Daniel Friedman is a 1st year Ph.D. student in the Ecology and Evolution program. Working from the Gordon lab, he mainly studies the evolution of collective behavior in ants. Other research interests include fractals, burritos, and metaphors. Contact: email@example.com.
Ever since “I Think…”, the idea of a bifurcating tree of species relations has guided evolutionary biology. This piece of paper with ink on it plays with the idea of an “evolutionary I”, styled as an evolving Eye. Whether we perform molecular studies on the ontogenetic role of Pax6, or psychophysical explorations into the Self, we are confronted with questions of homology and convergence. Our time-reversible phylogenetic algorithms, so designed for computational simplicity, only contribute to this problem of post hoc ergo propter hoc – “after this, therefore because of this.” The Modern Synthesis was clearly a rEvolutionary moment – now are we ready for a Post-Modern Synthesis?

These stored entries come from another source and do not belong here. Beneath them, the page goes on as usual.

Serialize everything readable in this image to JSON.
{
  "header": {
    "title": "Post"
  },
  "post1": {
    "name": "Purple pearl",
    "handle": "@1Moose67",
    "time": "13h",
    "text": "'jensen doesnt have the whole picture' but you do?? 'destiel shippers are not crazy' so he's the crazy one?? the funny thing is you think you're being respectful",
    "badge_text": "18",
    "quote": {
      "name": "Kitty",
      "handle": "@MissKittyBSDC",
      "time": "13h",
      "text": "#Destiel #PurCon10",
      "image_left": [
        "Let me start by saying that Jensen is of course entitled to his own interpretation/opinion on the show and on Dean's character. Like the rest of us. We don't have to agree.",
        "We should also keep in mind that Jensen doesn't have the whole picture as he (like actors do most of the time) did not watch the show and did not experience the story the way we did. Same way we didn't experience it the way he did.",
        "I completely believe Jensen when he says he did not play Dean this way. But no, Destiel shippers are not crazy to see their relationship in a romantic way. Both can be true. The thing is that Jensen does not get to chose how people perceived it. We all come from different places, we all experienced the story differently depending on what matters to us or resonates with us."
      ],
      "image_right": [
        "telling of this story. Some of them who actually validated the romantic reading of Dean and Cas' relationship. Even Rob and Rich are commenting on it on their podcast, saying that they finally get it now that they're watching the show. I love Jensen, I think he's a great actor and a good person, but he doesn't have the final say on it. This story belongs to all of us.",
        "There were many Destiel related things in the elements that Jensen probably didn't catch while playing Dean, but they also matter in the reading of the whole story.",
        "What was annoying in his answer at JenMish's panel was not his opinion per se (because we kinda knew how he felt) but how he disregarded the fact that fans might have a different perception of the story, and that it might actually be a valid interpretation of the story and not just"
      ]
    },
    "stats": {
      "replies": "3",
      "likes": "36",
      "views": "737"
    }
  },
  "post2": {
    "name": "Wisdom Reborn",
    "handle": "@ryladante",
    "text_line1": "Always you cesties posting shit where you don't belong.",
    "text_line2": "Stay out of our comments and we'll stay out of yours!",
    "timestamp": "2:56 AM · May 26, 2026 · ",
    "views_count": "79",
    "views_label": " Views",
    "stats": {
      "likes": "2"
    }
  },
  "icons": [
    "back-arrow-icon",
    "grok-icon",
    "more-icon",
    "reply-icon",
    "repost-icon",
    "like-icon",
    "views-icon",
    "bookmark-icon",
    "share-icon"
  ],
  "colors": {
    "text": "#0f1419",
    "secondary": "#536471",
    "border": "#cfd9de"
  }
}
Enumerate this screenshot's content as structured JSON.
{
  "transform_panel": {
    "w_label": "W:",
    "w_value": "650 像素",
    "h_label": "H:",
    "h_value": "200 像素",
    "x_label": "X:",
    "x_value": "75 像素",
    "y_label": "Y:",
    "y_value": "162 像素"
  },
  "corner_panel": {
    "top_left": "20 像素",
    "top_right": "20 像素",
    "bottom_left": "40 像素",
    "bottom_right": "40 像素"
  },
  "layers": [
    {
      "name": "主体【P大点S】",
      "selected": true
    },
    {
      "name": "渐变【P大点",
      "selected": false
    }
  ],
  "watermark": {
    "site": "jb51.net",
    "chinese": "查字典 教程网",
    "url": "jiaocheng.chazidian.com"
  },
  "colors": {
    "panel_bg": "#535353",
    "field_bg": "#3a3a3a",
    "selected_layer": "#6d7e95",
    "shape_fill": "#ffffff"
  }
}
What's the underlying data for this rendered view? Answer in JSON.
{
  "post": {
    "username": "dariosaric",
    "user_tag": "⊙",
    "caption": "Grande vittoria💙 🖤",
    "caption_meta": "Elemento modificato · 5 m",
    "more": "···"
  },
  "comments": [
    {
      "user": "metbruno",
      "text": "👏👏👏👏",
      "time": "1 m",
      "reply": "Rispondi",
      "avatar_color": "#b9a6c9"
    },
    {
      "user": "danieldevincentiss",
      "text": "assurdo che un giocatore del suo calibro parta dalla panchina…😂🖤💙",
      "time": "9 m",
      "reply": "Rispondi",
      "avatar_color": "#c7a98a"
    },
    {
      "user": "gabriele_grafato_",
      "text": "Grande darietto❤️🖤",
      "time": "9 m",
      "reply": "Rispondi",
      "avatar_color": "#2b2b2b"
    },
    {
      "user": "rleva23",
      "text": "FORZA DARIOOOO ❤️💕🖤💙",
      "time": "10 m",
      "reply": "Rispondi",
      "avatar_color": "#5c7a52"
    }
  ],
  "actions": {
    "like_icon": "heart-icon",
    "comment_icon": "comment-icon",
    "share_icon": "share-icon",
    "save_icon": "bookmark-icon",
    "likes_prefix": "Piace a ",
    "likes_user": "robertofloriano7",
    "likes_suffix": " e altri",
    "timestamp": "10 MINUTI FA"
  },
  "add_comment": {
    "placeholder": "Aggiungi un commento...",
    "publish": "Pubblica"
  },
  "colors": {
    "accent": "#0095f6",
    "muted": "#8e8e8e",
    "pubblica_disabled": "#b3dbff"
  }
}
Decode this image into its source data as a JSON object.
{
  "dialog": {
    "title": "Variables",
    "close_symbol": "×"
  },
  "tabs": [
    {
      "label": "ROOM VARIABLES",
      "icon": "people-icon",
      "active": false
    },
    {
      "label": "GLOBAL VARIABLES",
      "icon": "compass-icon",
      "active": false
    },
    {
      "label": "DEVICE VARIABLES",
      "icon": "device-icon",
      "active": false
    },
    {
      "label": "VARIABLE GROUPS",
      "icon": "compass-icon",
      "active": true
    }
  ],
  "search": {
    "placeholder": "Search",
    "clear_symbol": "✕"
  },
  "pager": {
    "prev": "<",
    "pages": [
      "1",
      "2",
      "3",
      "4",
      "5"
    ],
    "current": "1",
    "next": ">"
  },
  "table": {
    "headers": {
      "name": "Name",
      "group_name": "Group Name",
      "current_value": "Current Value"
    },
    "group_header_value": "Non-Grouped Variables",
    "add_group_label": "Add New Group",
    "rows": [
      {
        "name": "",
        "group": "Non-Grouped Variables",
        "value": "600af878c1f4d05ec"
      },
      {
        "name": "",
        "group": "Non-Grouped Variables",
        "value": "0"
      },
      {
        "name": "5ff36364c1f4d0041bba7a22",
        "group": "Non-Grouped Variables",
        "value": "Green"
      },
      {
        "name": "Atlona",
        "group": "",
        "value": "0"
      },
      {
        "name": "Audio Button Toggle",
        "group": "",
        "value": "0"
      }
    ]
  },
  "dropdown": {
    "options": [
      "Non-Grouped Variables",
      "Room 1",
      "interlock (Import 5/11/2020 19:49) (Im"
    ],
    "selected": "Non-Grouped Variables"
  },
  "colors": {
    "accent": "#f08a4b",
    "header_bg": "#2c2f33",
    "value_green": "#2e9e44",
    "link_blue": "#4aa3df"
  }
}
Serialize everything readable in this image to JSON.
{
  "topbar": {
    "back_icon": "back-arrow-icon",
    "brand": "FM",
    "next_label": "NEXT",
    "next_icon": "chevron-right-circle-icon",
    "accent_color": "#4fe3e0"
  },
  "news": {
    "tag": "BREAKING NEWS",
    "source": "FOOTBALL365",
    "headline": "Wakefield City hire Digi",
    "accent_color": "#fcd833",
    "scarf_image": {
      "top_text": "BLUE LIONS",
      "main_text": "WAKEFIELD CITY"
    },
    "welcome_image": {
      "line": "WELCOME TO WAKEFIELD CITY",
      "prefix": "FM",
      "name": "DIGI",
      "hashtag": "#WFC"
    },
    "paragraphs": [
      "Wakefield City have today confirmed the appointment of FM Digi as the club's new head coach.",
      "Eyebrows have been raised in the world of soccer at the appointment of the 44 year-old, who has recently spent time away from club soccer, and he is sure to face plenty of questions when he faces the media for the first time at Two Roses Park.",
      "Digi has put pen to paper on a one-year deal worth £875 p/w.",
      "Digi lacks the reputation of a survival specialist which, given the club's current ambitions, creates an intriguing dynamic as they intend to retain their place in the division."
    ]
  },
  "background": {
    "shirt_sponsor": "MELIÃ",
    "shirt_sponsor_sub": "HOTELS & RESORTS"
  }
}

DNA recombination is key to many biological processes. Recombination between homologous chromosomes during meiosis creates novel combinations of alleles, and to many, is the teleological “Why?” of Sex. But the reach of recombination goes far, far beyond Sex. Recombination between alleles of the same locus allows a kaleidoscope of DNA error-correcting mechanisms to proceed. And over evolutionary time scales, “errors” in recombination provide large structural creativities in the genome, such as duplication, deletions, and inversions. Recombination during immune cell maturation allows the human body to recognize an essentially infinite cohort of potential invaders. And now that recombination has been mechanistically deconvoluted, derived technologies facilitate guided DNA editing in vitro and in vivo . Recombination is molecular innovation embodied, a topological whirligig, and the workhorse of the genome.